Access DB, No reaction from the DB

Question

Encountered with a problem... maybe something in the syntax of the query, and the compiler doesn't throw any Exception. But the table do not receive information.

Anything you noticed that maybe wrong?

OleDbConnection conn;
OleDbCommand cmd;


public Commands(OleDbConnection con)
{
    conn = con;
}


public Commands()
{
    conn = new OleDbConnection(@"Provider=Microsoft.ACE.OLEDB.12.0;Data Source=|DataDirectory|\DB.accdb");
}

public void node_Join(int id, byte[] mac)
{
    try
    {
        conn.Open();
        cmd = new OleDbCommand(@"INSERT INTO Nodes ([J_ID],[Node ID],[Node MAC],[Line Quality],[Status]) values('" + Convert.ToString(id) + @"',0,'" + BitConverter.ToString(mac) + @"',0,'Join')", conn);
        cmd.ExecuteNonQuery();
        conn.Close();
    }
    catch (Exception exc)
    {
        conn.Close();
        MessageBox.Show(exc.Message.ToString());
    }
}

Answer 1

It is not clear what you try to do and I feel like taking a risk to answer but anyway..

As I said in my comment, you should always use parameterized queries. This kind of string concatenations are open for SQL Injection attacks.

And since your J_ID column is Number, there is no point to insert it a string with Convert.ToString(id).

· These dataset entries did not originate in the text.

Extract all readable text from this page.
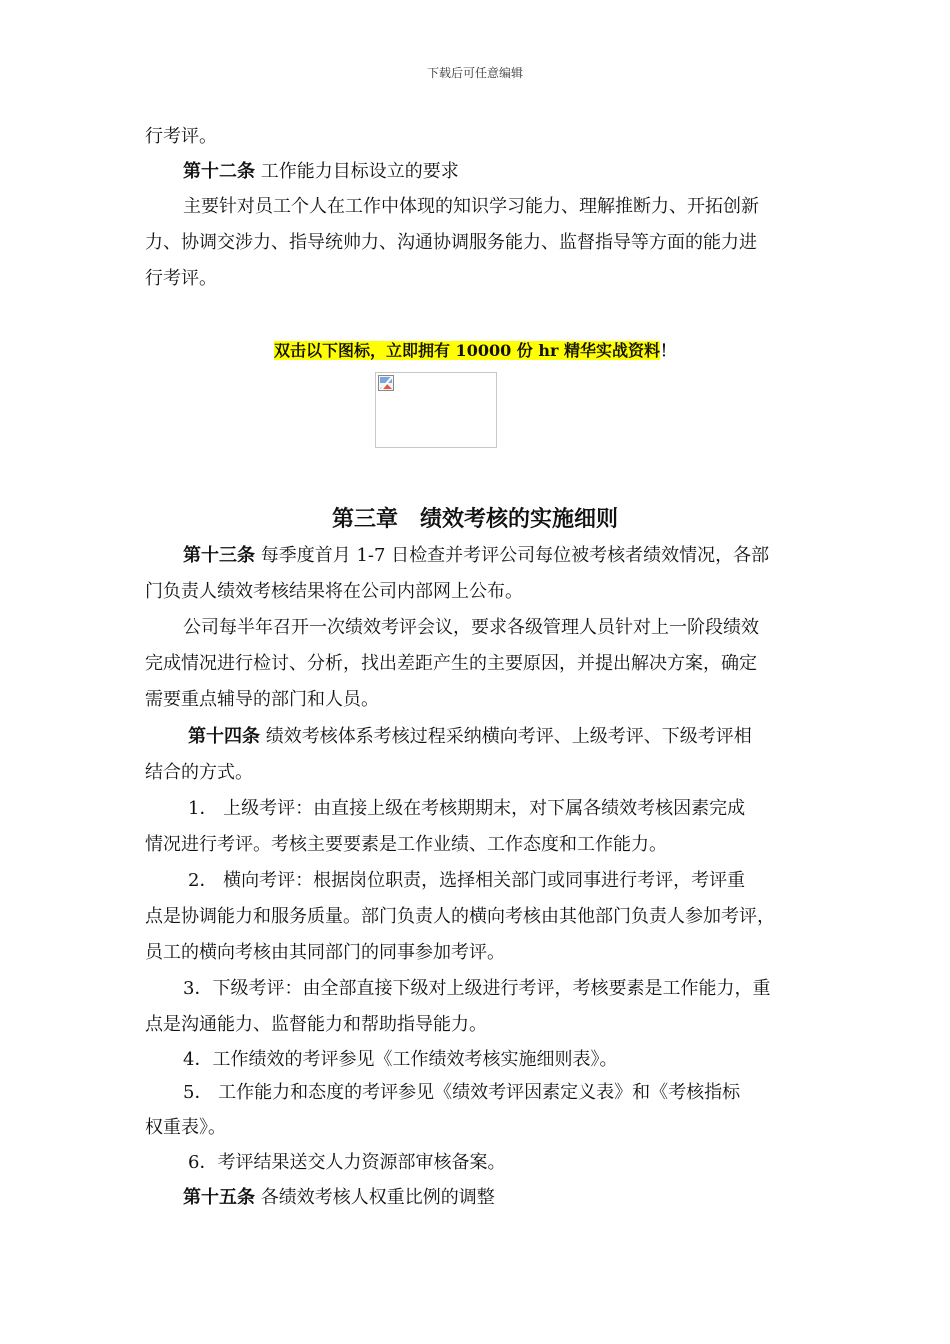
下载后可任意编辑
行考评。
第十二条 工作能力目标设立的要求
主要针对员工个人在工作中体现的知识学习能力、理解推断力、开拓创新
力、协调交涉力、指导统帅力、沟通协调服务能力、监督指导等方面的能力进
行考评。
双击以下图标，立即拥有 10000 份 hr 精华实战资料！
第三章　绩效考核的实施细则
第十三条 每季度首月 1-7 日检查并考评公司每位被考核者绩效情况，各部
门负责人绩效考核结果将在公司内部网上公布。
公司每半年召开一次绩效考评会议，要求各级管理人员针对上一阶段绩效
完成情况进行检讨、分析，找出差距产生的主要原因，并提出解决方案，确定
需要重点辅导的部门和人员。
第十四条 绩效考核体系考核过程采纳横向考评、上级考评、下级考评相
结合的方式。
1． 上级考评：由直接上级在考核期期末，对下属各绩效考核因素完成
情况进行考评。考核主要要素是工作业绩、工作态度和工作能力。
2． 横向考评：根据岗位职责，选择相关部门或同事进行考评，考评重
点是协调能力和服务质量。部门负责人的横向考核由其他部门负责人参加考评，
员工的横向考核由其同部门的同事参加考评。
3．下级考评：由全部直接下级对上级进行考评，考核要素是工作能力，重
点是沟通能力、监督能力和帮助指导能力。
4．工作绩效的考评参见《工作绩效考核实施细则表》。
5． 工作能力和态度的考评参见《绩效考评因素定义表》和《考核指标
权重表》。
6．考评结果送交人力资源部审核备案。
第十五条 各绩效考核人权重比例的调整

Using id (I assume it is an integer) will probably fine.

Also use using statement to dispose your OleDbConnection.

Try like this;

using(OleDbConnection conn = new OleDbConnection(@"Provider=Microsoft.ACE.OLEDB.12.0;Data Source=|DataDirectory|\DB.accdb"))
{
  using(cmd = new OleDbCommand(@"INSERT INTO Nodes ([J_ID],[Node ID],[Node MAC],[Line Quality],[Status]) values(?, ?, ?, ?, ?", conn))
  {
    cmd.Parameters.AddWithValue("@id", id);
    cmd.Parameters.AddWithValue("@nodeid", 0);
    cmd.Parameters.AddWithValue("@nodemac", BitConverter.ToString(mac));
    cmd.Parameters.AddWithValue("@line", 0);
    cmd.Parameters.AddWithValue("@status", "Join");
    conn.Open();
    cmd.ExecuteNonQuery();
  }
}

Also think Steve's suggestion in his comment.